The screw-in socket also used to be called an “electricity thief”. It enabled the use of the so-called “lighting current” for other purposes without payment.

When electrification first began, buildings were predominantly only equipped with light cables. Any other electric consumption was not intended for or not yet available. Therefore, most homes did not have any sockets. Billing took place without a meter reader, since the power consumption was calculated for one light source per room and a flat rate was determined. Screw-in sockets were screwed into bulb sockets and enabled the additional connection of electric appliances.

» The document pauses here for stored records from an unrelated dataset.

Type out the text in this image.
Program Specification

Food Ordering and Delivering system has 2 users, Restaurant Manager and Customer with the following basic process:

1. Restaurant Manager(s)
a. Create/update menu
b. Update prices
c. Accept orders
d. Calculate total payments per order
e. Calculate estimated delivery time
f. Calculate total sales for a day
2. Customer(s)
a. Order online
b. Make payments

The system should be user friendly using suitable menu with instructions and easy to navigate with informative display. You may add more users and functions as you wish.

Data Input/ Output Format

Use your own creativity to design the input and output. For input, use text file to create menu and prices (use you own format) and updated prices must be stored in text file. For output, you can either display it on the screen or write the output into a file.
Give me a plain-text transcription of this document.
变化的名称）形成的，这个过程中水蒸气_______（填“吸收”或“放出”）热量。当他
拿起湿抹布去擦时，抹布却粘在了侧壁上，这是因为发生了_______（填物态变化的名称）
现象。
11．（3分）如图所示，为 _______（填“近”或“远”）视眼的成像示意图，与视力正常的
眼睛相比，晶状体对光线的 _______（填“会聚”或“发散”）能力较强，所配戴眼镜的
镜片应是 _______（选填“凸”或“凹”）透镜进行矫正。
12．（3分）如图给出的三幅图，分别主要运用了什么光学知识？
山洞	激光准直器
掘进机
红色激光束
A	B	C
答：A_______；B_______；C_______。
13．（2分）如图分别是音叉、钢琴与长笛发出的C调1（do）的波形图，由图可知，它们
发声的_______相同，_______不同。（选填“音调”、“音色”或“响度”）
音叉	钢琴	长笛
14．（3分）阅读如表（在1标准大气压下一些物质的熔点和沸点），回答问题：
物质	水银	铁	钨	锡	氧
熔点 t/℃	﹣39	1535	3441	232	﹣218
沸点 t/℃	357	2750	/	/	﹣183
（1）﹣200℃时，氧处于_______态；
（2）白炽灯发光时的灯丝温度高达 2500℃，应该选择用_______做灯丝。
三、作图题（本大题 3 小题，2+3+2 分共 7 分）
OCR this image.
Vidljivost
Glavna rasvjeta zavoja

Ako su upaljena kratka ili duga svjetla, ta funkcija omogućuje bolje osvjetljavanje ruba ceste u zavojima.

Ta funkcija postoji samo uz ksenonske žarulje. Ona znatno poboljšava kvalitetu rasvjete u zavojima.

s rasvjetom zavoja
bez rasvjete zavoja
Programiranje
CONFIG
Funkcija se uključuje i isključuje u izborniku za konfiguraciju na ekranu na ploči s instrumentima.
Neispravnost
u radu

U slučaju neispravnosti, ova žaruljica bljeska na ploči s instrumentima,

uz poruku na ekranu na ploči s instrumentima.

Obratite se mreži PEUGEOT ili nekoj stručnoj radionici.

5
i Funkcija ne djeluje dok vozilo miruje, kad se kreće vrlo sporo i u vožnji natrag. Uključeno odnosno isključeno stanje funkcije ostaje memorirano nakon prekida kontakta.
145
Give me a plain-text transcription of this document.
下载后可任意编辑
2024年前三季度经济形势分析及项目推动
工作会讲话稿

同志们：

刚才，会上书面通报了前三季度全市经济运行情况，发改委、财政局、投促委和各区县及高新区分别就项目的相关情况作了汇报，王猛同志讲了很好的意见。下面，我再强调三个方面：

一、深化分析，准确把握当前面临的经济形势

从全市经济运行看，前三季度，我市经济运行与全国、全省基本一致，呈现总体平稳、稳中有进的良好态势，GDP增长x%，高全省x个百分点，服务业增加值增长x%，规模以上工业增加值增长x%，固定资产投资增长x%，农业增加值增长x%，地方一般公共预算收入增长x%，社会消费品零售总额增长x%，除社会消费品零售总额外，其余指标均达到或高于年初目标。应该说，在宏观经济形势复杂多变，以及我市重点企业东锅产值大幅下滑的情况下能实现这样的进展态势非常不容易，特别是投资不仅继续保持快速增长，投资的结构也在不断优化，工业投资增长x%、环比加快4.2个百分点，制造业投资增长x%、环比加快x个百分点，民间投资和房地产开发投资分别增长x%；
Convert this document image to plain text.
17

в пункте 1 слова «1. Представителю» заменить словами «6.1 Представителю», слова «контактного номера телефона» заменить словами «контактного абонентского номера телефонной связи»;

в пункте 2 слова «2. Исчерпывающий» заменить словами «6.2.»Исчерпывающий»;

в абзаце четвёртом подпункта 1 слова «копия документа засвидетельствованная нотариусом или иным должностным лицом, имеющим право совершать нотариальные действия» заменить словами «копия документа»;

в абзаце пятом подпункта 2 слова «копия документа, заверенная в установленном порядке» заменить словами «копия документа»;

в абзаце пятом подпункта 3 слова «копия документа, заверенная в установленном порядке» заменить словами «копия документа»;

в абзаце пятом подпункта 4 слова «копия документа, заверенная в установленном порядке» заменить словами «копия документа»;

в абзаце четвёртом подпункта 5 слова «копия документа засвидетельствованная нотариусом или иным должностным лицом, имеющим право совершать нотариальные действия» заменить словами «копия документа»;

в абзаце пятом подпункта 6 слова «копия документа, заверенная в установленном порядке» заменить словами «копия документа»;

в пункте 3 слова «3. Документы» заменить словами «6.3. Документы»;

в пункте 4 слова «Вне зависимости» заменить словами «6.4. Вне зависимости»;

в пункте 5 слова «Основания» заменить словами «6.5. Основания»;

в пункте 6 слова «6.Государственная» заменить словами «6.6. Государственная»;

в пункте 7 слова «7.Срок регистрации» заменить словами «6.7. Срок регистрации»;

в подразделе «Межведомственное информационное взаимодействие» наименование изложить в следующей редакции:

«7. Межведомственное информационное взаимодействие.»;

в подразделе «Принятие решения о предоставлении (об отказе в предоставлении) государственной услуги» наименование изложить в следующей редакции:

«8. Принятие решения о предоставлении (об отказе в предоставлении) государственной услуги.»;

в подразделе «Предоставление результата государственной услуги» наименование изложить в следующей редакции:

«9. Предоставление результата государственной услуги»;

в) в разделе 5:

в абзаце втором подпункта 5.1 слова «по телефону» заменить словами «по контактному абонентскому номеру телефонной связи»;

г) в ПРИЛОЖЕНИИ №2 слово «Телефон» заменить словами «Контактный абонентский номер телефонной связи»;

Thus, electric appliances could be operated in places where no sockets were available.

One of the first important domestic electric appliances was the electric iron. Similar to electric light, it reduced the workload immensely. In most cases, it could only be attached to the so-called “light cable” via a screw-in socket. This consumption was not included in the flat rate.

The Technisches Museum Wien (Vienna Technical Museum) exhibits a screw-in socket from the Siemens-Schuckert factory in Vienna from the time period around 1920. Its Edison screw thread E-27 fits in all corresponding bulb sockets. It provides a bulb socket to connect a light bulb and two double-pole sockets to connect appliances.

With increasing electrification and the standardization of the initially different power networks, meter readers were soon installed and flat rate bills came to an end.